Everything on the menu is something Manson likes to eat and make at home. A smoked trout dip with house-made potato chips seasoned with Old Bay is reminiscent both of his Jewish roots and the decade he spent working in bars in Washington, D.C. And the pimento cheese dip? It’s there because it was always in his refrigerator growing up.
Manson, 47, was raised in a Reform home in Dallas. While his single mom was more focused on getting food on the table than cooking, he began experimenting in the kitchen as a boy. He remembers making his mom breakfast for Mother’s Day and birthdays.
Now, looking back, he says he had no idea what he was doing; not knowing how to season food with salt while cooking was just one memory, he said, so nearly everything he made had little taste.

Even so, “I liked being able to make something for people and have them enjoy it, even if it came out terrible because I didn’t know what I was doing.”
Though Manson first came to the food and beverage industry as so many do, working in restaurants in high school, his roots in the industry go back generations.
His paternal great-grandfather, Louis Rich, arrived in America from Russia in 1906. At first, he worked as a kosher butcher in Illinois. After bringing his family over, he was able to save up and buy a produce company.
According to an unofficial online bio, Rich bought a former tomato-processing factory in West Liberty, Iowa, in 1943 and turned it into a slaughterhouse for chickens. His sons later changed the focus of the company to turkey products. In 1960, the company was renamed Louis Rich Foods, and in 1979, they sold it to Oscar Mayer. Today, various lunch meats and turkey bacon are still sold under the Louis Rich name.
Manson worked toward becoming an accountant while in college at Texas A&M, but in his senior year, he realized that he couldn’t continue on that path.

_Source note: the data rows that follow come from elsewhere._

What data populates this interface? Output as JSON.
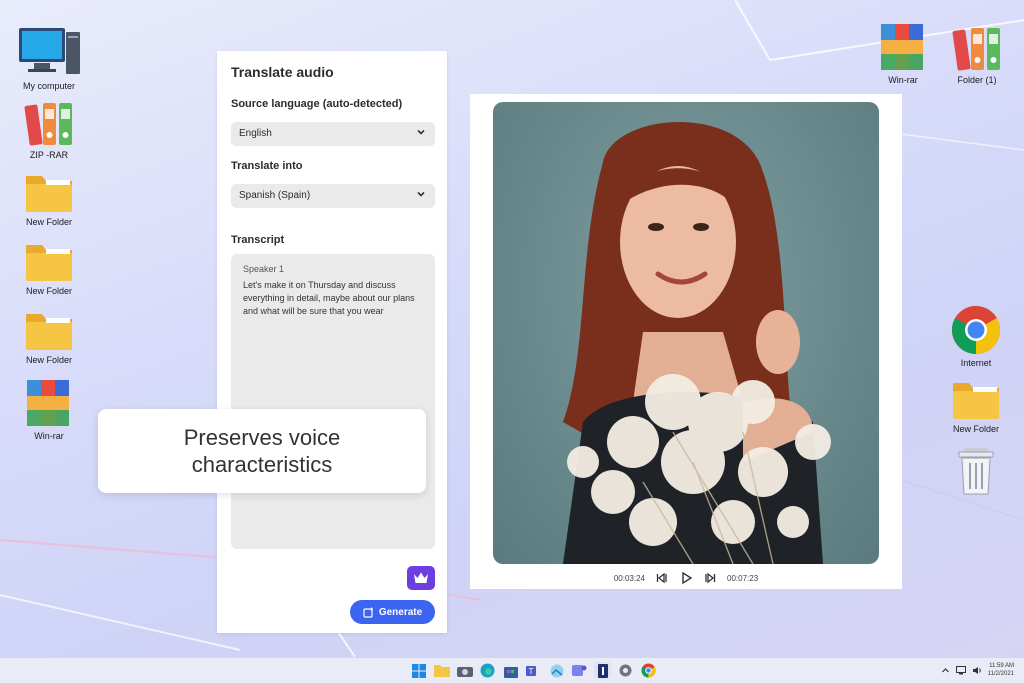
{
  "desktop": {
    "left_icons": [
      {
        "label": "My computer",
        "icon": "computer-icon"
      },
      {
        "label": "ZIP -RAR",
        "icon": "binders-icon"
      },
      {
        "label": "New Folder",
        "icon": "folder-icon"
      },
      {
        "label": "New Folder",
        "icon": "folder-icon"
      },
      {
        "label": "New Folder",
        "icon": "folder-icon"
      },
      {
        "label": "Win-rar",
        "icon": "winrar-icon"
      }
    ],
    "right_icons": [
      {
        "label": "Win-rar",
        "icon": "winrar-icon"
      },
      {
        "label": "Folder (1)",
        "icon": "binders-icon"
      },
      {
        "label": "Internet",
        "icon": "chrome-icon"
      },
      {
        "label": "New Folder",
        "icon": "folder-icon"
      },
      {
        "label": "",
        "icon": "recycle-bin-icon"
      }
    ]
  },
  "panel": {
    "title": "Translate audio",
    "source_label": "Source language (auto-detected)",
    "source_value": "English",
    "target_label": "Translate into",
    "target_value": "Spanish (Spain)",
    "transcript_label": "Transcript",
    "speaker": "Speaker 1",
    "transcript_text": "Let's make it on Thursday and discuss everything in detail, maybe about our plans and what will be sure that you wear",
    "generate_label": "Generate"
  },
  "tooltip": {
    "line1": "Preserves voice",
    "line2": "characteristics"
  },
  "player": {
    "current_time": "00:03:24",
    "total_time": "00:07:23"
  },
  "taskbar": {
    "time": "11:59 AM",
    "date": "11/2/2021"
  },
  "colors": {
    "accent": "#3b64f0",
    "premium": "#6c3de0",
    "folder": "#f6c543"
  }
}
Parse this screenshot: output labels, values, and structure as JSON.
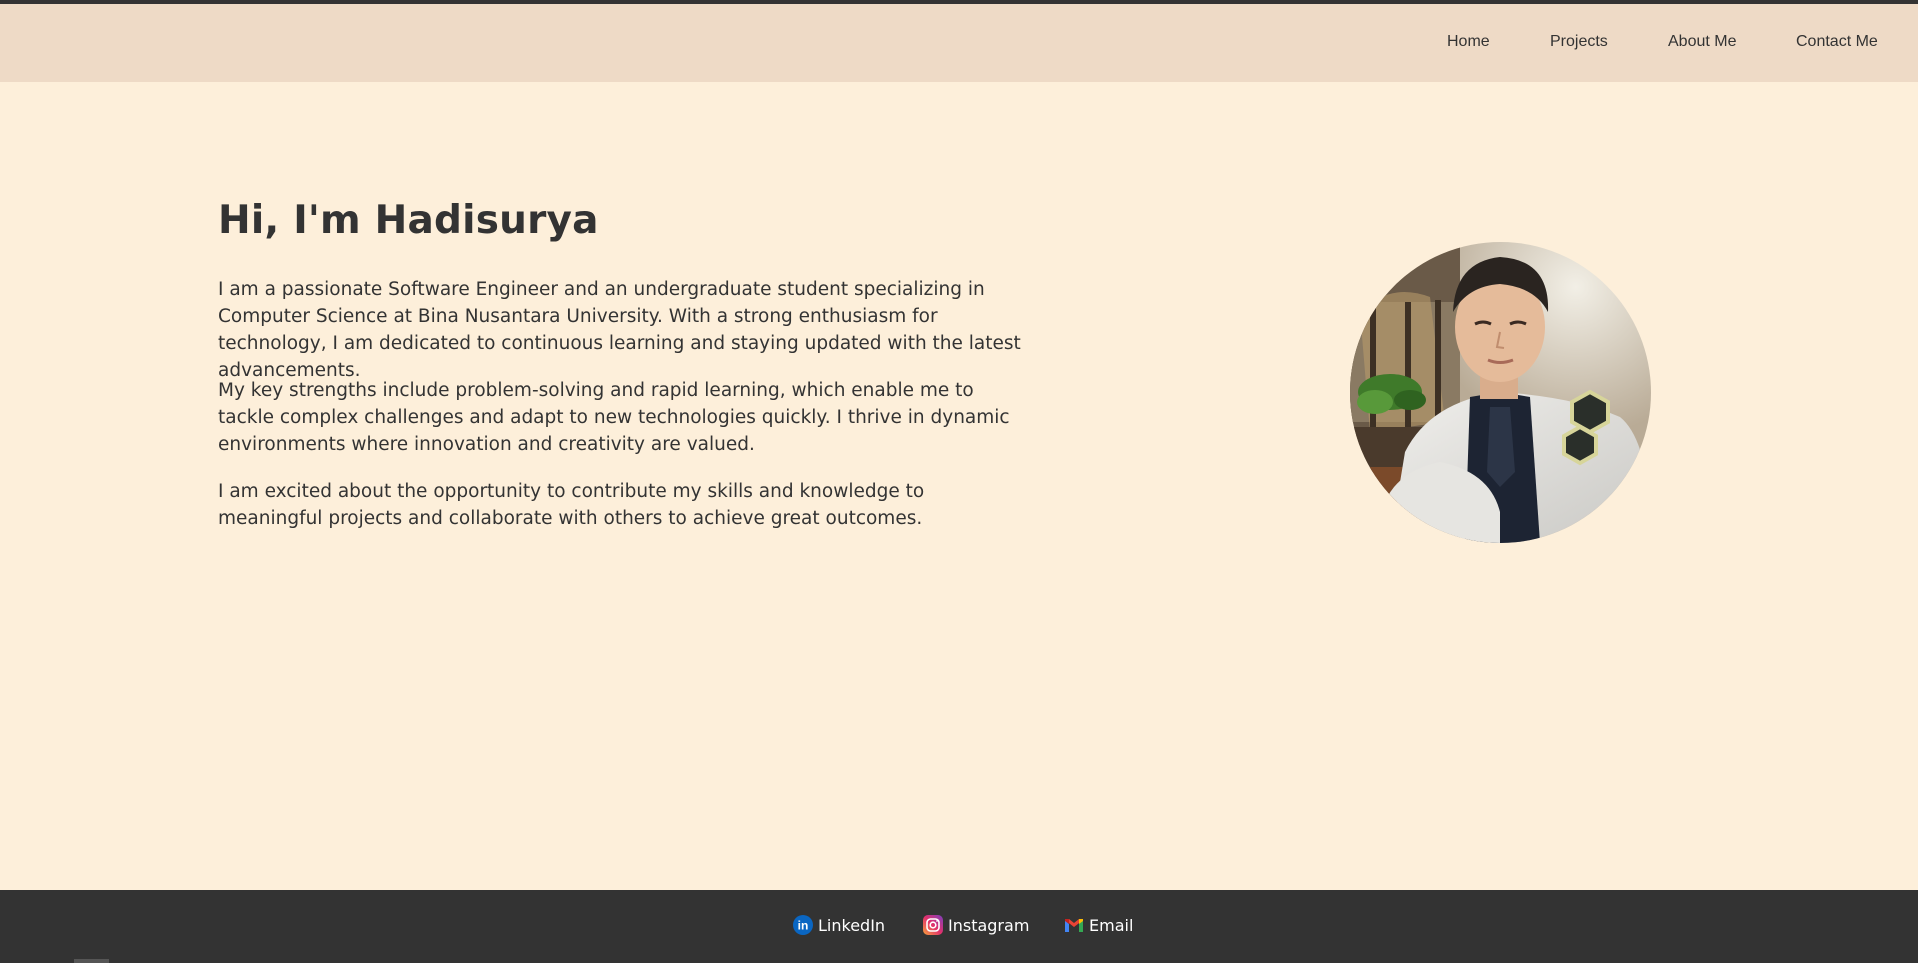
{
  "nav": {
    "items": [
      {
        "label": "Home"
      },
      {
        "label": "Projects"
      },
      {
        "label": "About Me"
      },
      {
        "label": "Contact Me"
      }
    ]
  },
  "hero": {
    "title": "Hi, I'm Hadisurya",
    "paragraphs": [
      "I am a passionate Software Engineer and an undergraduate student specializing in Computer Science at Bina Nusantara University. With a strong enthusiasm for technology, I am dedicated to continuous learning and staying updated with the latest advancements.",
      "My key strengths include problem-solving and rapid learning, which enable me to tackle complex challenges and adapt to new technologies quickly. I thrive in dynamic environments where innovation and creativity are valued.",
      "I am excited about the opportunity to contribute my skills and knowledge to meaningful projects and collaborate with others to achieve great outcomes."
    ]
  },
  "footer": {
    "links": [
      {
        "label": "LinkedIn",
        "icon": "linkedin-icon"
      },
      {
        "label": "Instagram",
        "icon": "instagram-icon"
      },
      {
        "label": "Email",
        "icon": "gmail-icon"
      }
    ]
  },
  "colors": {
    "page_background": "#fdefda",
    "navbar_background": "#eedac6",
    "footer_background": "#333333",
    "text": "#333333"
  }
}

“I can’t sit in a cubicle,” he thought. “I’ve got to be moving around, and work with my hands.”
He applied and was accepted into the Culinary Institute of America in Hyde Park, New York, calling it “one of the best decisions I’ve ever made.” And yet, he realized he wasn’t quite cut out to be a chef.
“Everyone else was faster than me,” he said. “I’m so slow and knew you had to be really fast to be successful.”
In the required classes on wine, he observed that while some of his classmates struggled, learning about the regions and varietals came naturally to him, even though he entered knowing nothing about it. (His father used to drink Riesling over ice — with a lemon wedge.) He also did well in the accounting and management courses.
Manson met his wife in one of those D.C. bars. They moved to San Francisco in 2014.
While he is still getting used to the rhythms of running a new business, he said he hopes to be able to offer Shabbat dinners served family-style some day, with favorites like brisket and tsimmes. How soon that happens, he isn’t sure, but he does know the matzah ball soup will return come Passover. (He said his wife, who isn’t Jewish, taught him how to make excellent matzah balls.)
“I still have some people coming in and asking for it,” he said. “It will come back.”